According to the study, CARB will raise "California-only" diesel fuel wholesale prices by an additional $2.22 per gallon.

This translates to a retail diesel price increase of 50 percent: $6.69 per gallon of diesel by 2020 – a price that only California companies would bear.

Joel D. Anderson, IWLA president & CEO, says: "This unnecessary and extremely costly fuel formulation directly threatens the livelihood of third-party logistics providers – the warehouses and companies that are our members – whose distribution centers receive goods from the ports of Los Angeles, Long Beach and Oakland.

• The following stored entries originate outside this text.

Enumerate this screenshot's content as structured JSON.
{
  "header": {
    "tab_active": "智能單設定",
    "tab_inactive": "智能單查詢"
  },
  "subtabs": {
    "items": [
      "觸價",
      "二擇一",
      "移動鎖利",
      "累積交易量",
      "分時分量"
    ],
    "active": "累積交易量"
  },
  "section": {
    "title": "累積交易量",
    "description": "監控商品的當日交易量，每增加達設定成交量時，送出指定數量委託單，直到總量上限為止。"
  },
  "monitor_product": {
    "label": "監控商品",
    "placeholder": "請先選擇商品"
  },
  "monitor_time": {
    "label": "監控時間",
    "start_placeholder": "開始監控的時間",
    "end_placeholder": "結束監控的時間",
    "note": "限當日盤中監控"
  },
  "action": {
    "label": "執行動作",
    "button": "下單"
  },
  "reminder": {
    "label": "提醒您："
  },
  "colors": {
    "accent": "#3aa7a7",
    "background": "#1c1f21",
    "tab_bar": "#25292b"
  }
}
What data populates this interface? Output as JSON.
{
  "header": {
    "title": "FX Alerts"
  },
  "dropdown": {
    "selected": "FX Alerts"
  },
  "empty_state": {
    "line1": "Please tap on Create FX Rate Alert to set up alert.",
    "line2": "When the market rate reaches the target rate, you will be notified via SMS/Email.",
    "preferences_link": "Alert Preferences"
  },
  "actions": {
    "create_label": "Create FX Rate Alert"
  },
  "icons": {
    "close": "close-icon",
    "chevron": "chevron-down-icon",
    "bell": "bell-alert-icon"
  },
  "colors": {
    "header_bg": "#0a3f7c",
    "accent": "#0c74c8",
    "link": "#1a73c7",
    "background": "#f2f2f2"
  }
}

In essence, CARB's message to shippers in the Pacific Rim is to bypass California ports and change course to Seattle and Canada – or plan to use the Panama Canal when it widens in 2014."

The ripple effect in California would be a shift from blue-collar, middle-class jobs in logistics that provide upward mobility and career-advancement opportunities to below-the-poverty-level hotel/motel or food-service jobs. The most recent US Bureau of Labor Statistics data reveal that 170,000 warehouse and transportation workers are employed in California.

When diesel fuel was first added to the states' electric-vehicle-forcing Low Carbon Fuel Standard, IWLA expressed grave concerns. IWLA has attended the hearings, submitted written detailed comments and asked for the organization's economic questions to be answered. To date, IWLA's concerns continue to fall on deaf ears. Despite the facts, CARB maintains the position that the LCFS will cost nothing for the end users.

Mike Williams, IWLA's California governmental affairs representative, testified December 16, 2011, before the California Air Resources Board. "I am here today to ask that you suspend the diesel requirement of the Low Carbon Fuel Standard," he said before the board. "IWLA requests that diesel be removed from the LCFS until such time that a fuel recipe could be tested and an economic analysis completed. It looks like we are half way there. We have the cost. It is too expensive. Testing the fuel is futile as companies will leave the state in droves."

"Now, we have an independent study that looked at retail prices and the results confirmed our suspicions," Williams reported. "California will have diesel fuel reaching almost $7 a gallon. This alone could shut down the supply chains surrounding the ports of Oakland, Long Beach and Los Angeles and restart a completely unnecessary statewide recession."

IWLA president & CEO, Anderson, concurs: "While CARB designs a 'one-state' diesel-fuel emission policy that drives our members out of California, ports outside the state are more than happy and willing to take the business away."

Anderson cited Alberto Zubieta's (the CEO of the Panama Canal Authority) recent comment: "What you need to understand is that you're in a globalized world and if you don't capture the market someone else is going to."